L’udienza ha anche affrontato il caso di una bambina la cui madre aveva segnalato in ospedale i possibili abusi subiti dalla figlia da parte del padre. Abusi di cui la donna aveva parlato non solo con i sanitari - prima in pronto soccorso e poi nel reparto di ginecologia - ma anche con la mediatrice culturale. Secondo la procura, però, tutto ciò sarebbe falso, complice anche i presunti problemi psicologici della donna che l’avrebbero resa inattendibile. La mediatrice, in aula, ha però ribadito le accuse mosse dalla bambina, secondo cui «lui metteva le mani lì in cambio di “candy”, caramelle», sottolineando il timore della donna in presenza del marito e le sue stesse paure di fronte all’uomo, che in quanto africano si sentiva discriminato dai servizi sociali. «La madre diceva che aveva paura del marito - ha sottolineato la mediatrice - e che non voleva più stare a casa con lui. Così l’assistente sociale disse “ti collochiamo in un altro posto”».

Dopo il trasferimento in una casa protetta la donna ha però cambiato idea, dichiarando di sentirsi minacciata da alcuni quadri dai quali “uscivano demoni” che la spaventavano. Durante l’udienza è stato anche ascoltato un pastore evangelico frequentato dalla coppia. L’uomo era stato sentito nel 2016 dal difensore del padre del bambino, occasione nella quale aveva chiesto un interprete. Il 31 dicembre 2020, invece, è stato sentito senza interprete, sostenendo di comprendere in maniera chiara la lingua italiana e di sapersi esprimere in maniera altrettanto chiara. La sit stilata in quell’occasione è molto dettagliata e lessicalmente molto complessa. Lunedì, però, l’uomo ha dichiarato di non capire cosa intendesse quando a sit ha affermato che la patologia della madre fosse da ricondurre a qualcosa di “maligno”, termine completamente ignoto all’uomo, che ha affermato di non ricordare di averlo mai utilizzato.

L’udienza è stata dunque interrotta e al pastore è stato fornito, su sua richiesta, un interprete, in presenza del quale ha comunque negato di capire cosa voglia dire la parola “maligno”, per poi rifilare una sfilza di “non ricordo” rispetto alle dichiarazioni rilasciate ai carabinieri tre anni fa.
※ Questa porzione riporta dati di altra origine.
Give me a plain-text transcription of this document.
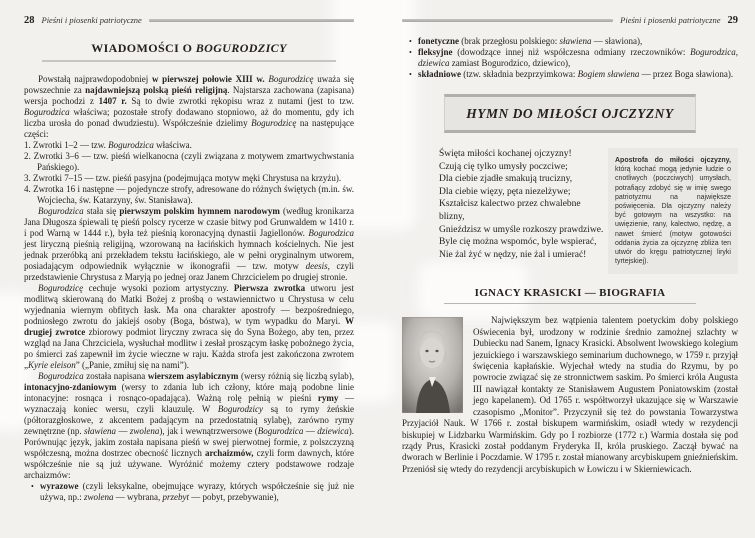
28 Pieśni i piosenki patriotyczne
WIADOMOŚCI O BOGURODZICY

Powstałą najprawdopodobniej w pierwszej połowie XIII w. Bogurodzicę uważa się powszechnie za najdawniejszą polską pieśń religijną. Najstarsza zachowana (zapisana) wersja pochodzi z 1407 r. Są to dwie zwrotki rękopisu wraz z nutami (jest to tzw. Bogurodzica właściwa; pozostałe strofy dodawano stopniowo, aż do momentu, gdy ich liczba urosła do ponad dwudziestu). Współcześnie dzielimy Bogurodzicę na następujące części:

1. Zwrotki 1–2 — tzw. Bogurodzica właściwa.
2. Zwrotki 3–6 — tzw. pieśń wielkanocna (czyli związana z motywem zmartwychwstania Pańskiego).
3. Zwrotki 7–15 — tzw. pieśń pasyjna (podejmująca motyw męki Chrystusa na krzyżu).
4. Zwrotka 16 i następne — pojedyncze strofy, adresowane do różnych świętych (m.in. św. Wojciecha, św. Katarzyny, św. Stanisława).

Bogurodzica stała się pierwszym polskim hymnem narodowym (według kronikarza Jana Długosza śpiewali tę pieśń polscy rycerze w czasie bitwy pod Grunwaldem w 1410 r. i pod Warną w 1444 r.), była też pieśnią koronacyjną dynastii Jagiellonów. Bogurodzica jest liryczną pieśnią religijną, wzorowaną na łacińskich hymnach kościelnych. Nie jest jednak przeróbką ani przekładem tekstu łacińskiego, ale w pełni oryginalnym utworem, posiadającym odpowiednik wyłącznie w ikonografii — tzw. motyw deesis, czyli przedstawienie Chrystusa z Maryją po jednej oraz Janem Chrzcicielem po drugiej stronie.

Bogurodzicę cechuje wysoki poziom artystyczny. Pierwsza zwrotka utworu jest modlitwą skierowaną do Matki Bożej z prośbą o wstawiennictwo u Chrystusa w celu wyjednania wiernym obfitych łask. Ma ona charakter apostrofy — bezpośredniego, podniosłego zwrotu do jakiejś osoby (Boga, bóstwa), w tym wypadku do Maryi. W drugiej zwrotce zbiorowy podmiot liryczny zwraca się do Syna Bożego, aby ten, przez wzgląd na Jana Chrzciciela, wysłuchał modlitw i zesłał proszącym łaskę pobożnego życia, po śmierci zaś zapewnił im życie wieczne w raju. Każda strofa jest zakończona zwrotem „Kyrie eleison” („Panie, zmiłuj się na nami”).

Bogurodzica została napisana wierszem asylabicznym (wersy różnią się liczbą sylab), intonacyjno-zdaniowym (wersy to zdania lub ich człony, które mają podobne linie intonacyjne: rosnąca i rosnąco-opadająca). Ważną rolę pełnią w pieśni rymy — wyznaczają koniec wersu, czyli klauzulę. W Bogurodzicy są to rymy żeńskie (półtorazgłoskowe, z akcentem padającym na przedostatnią sylabę), zarówno rymy zewnętrzne (np. sławiena — zwolena), jak i wewnątrzwersowe (Bogurodzica — dziewica). Porównując język, jakim została napisana pieśń w swej pierwotnej formie, z polszczyzną współczesną, można dostrzec obecność licznych archaizmów, czyli form dawnych, które współcześnie nie są już używane. Wyróżnić możemy cztery podstawowe rodzaje archaizmów:

• wyrazowe (czyli leksykalne, obejmujące wyrazy, których współcześnie się już nie używa, np.: zwolena — wybrana, przebyt — pobyt, przebywanie),
Pieśni i piosenki patriotyczne 29
• fonetyczne (brak przegłosu polskiego: sławiena — sławiona),
• fleksyjne (dowodzące innej niż współczesna odmiany rzeczowników: Bogurodzica, dziewica zamiast Bogurodzico, dziewico),
• składniowe (tzw. składnia bezprzyimkowa: Bogiem sławiena — przez Boga sławiona).
HYMN DO MIŁOŚCI OJCZYZNY
Święta miłości kochanej ojczyzny!
Czują cię tylko umysły poczciwe;
Dla ciebie zjadłe smakują trucizny,
Dla ciebie więzy, pęta niezelżywe;
Kształcisz kalectwo przez chwalebne blizny,
Gnieździsz w umyśle rozkoszy prawdziwe.
Byle cię można wspomóc, byle wspierać,
Nie żal żyć w nędzy, nie żal i umierać!
Apostrofa do miłości ojczyzny, którą kochać mogą jedynie ludzie o cnotliwych (poczciwych) umysłach, potrafiący zdobyć się w imię swego patriotyzmu na największe poświęcenia. Dla ojczyzny należy być gotowym na wszystko: na uwięzienie, rany, kalectwo, nędzę, a nawet śmierć (motyw gotowości oddania życia za ojczyznę zbliża ten utwór do kręgu patriotycznej liryki tyrtejskiej).
IGNACY KRASICKI — BIOGRAFIA

Największym bez wątpienia talentem poetyckim doby polskiego Oświecenia był, urodzony w rodzinie średnio zamożnej szlachty w Dubiecku nad Sanem, Ignacy Krasicki. Absolwent lwowskiego kolegium jezuickiego i warszawskiego seminarium duchownego, w 1759 r. przyjął święcenia kapłańskie. Wyjechał wtedy na studia do Rzymu, by po powrocie związać się ze stronnictwem saskim. Po śmierci króla Augusta III nawiązał kontakty ze Stanisławem Augustem Poniatowskim (został jego kapelanem). Od 1765 r. współtworzył ukazujące się w Warszawie czasopismo „Monitor”. Przyczynił się też do powstania Towarzystwa Przyjaciół Nauk. W 1766 r. został biskupem warmińskim, osiadł wtedy w rezydencji biskupiej w Lidzbarku Warmińskim. Gdy po I rozbiorze (1772 r.) Warmia dostała się pod rządy Prus, Krasicki został poddanym Fryderyka II, króla pruskiego. Zaczął bywać na dworach w Berlinie i Poczdamie. W 1795 r. został mianowany arcybiskupem gnieźnieńskim. Przeniósł się wtedy do rezydencji arcybiskupich w Łowiczu i w Skierniewicach.
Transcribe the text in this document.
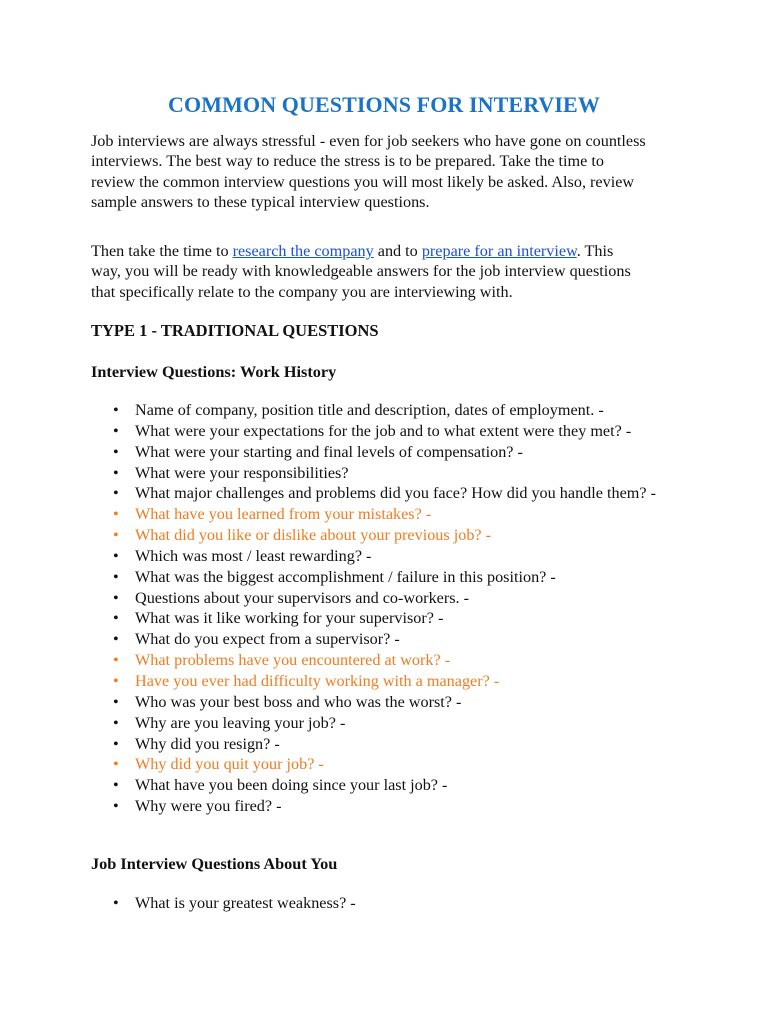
COMMON QUESTIONS FOR INTERVIEW
Job interviews are always stressful - even for job seekers who have gone on countless
interviews. The best way to reduce the stress is to be prepared. Take the time to
review the common interview questions you will most likely be asked. Also, review
sample answers to these typical interview questions.
Then take the time to research the company and to prepare for an interview. This
way, you will be ready with knowledgeable answers for the job interview questions
that specifically relate to the company you are interviewing with.
TYPE 1 - TRADITIONAL QUESTIONS
Interview Questions: Work History
• Name of company, position title and description, dates of employment. -
• What were your expectations for the job and to what extent were they met? -
• What were your starting and final levels of compensation? -
• What were your responsibilities?
• What major challenges and problems did you face? How did you handle them? -
• What have you learned from your mistakes? -
• What did you like or dislike about your previous job? -
• Which was most / least rewarding? -
• What was the biggest accomplishment / failure in this position? -
• Questions about your supervisors and co-workers. -
• What was it like working for your supervisor? -
• What do you expect from a supervisor? -
• What problems have you encountered at work? -
• Have you ever had difficulty working with a manager? -
• Who was your best boss and who was the worst? -
• Why are you leaving your job? -
• Why did you resign? -
• Why did you quit your job? -
• What have you been doing since your last job? -
• Why were you fired? -
Job Interview Questions About You
• What is your greatest weakness? -
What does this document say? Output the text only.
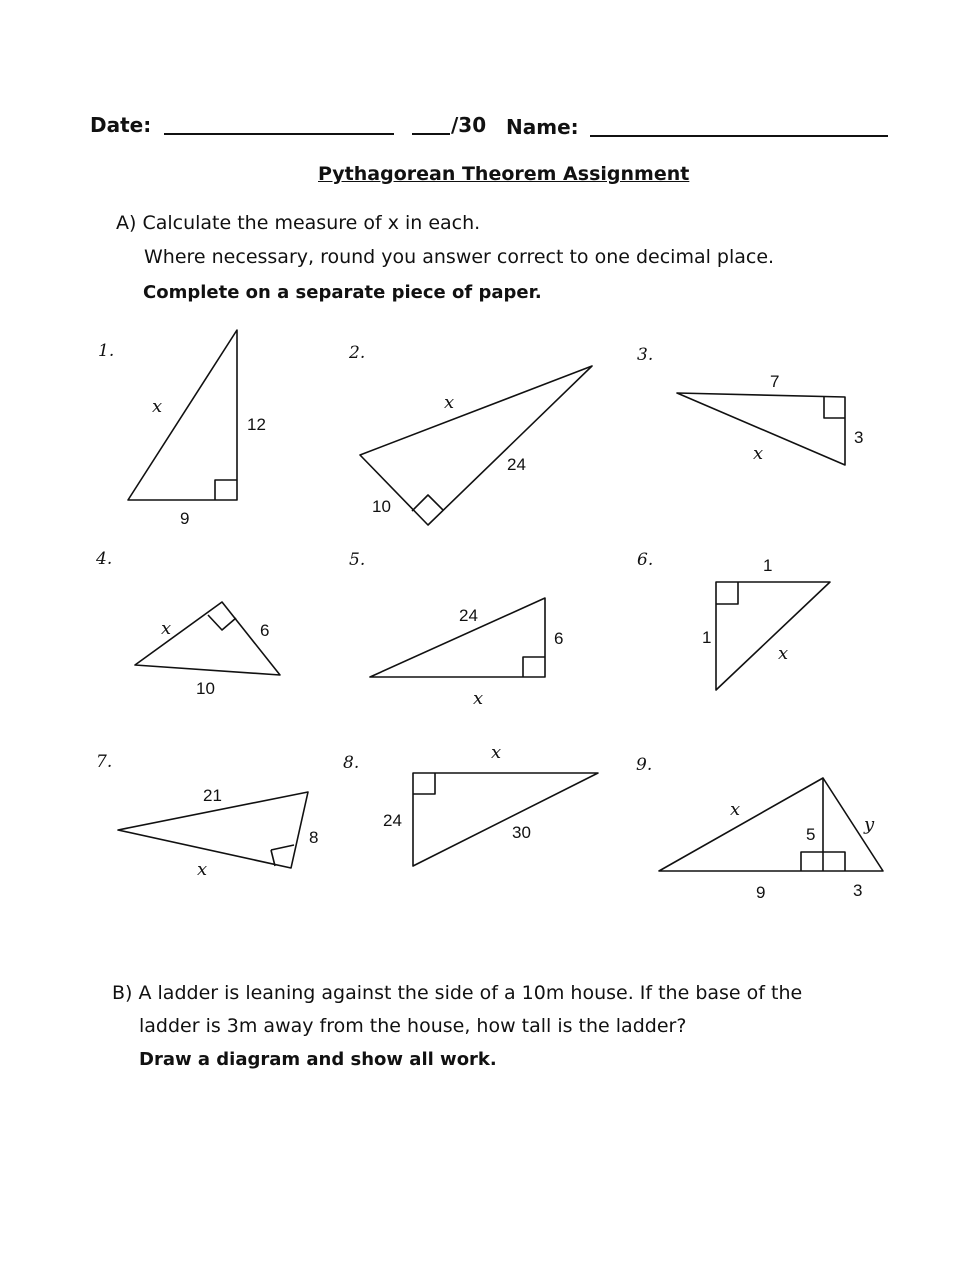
Date:	/30 Name:
Pythagorean Theorem Assignment
A) Calculate the measure of x in each.
Where necessary, round you answer correct to one decimal place.
Complete on a separate piece of paper.
1.	2.	3.
4.	5.	6.
7.	8.	9.
x
12
9
x
24
10
7
3
x
x	6
10
24
6
x
1
1
x
21
8
x
x
24
30
x
5	y
9	3
B) A ladder is leaning against the side of a 10m house. If the base of the
ladder is 3m away from the house, how tall is the ladder?
Draw a diagram and show all work.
Gli avvocati hanno quindi chiesto al collegio di valutare la trasmissione degli atti in Procura per falso ideologico. «Questa testimonianza - ha sottolineato Nicola Canestrini, difensore di Francesco Monopoli - dimostra che ci sono punti da chiarire sull’assunzione delle sit durante le indagini. Ci sono domande alle quali, oggettivamente, questo testimone non avrebbe potuto rispondere nei termini riportati dal verbale».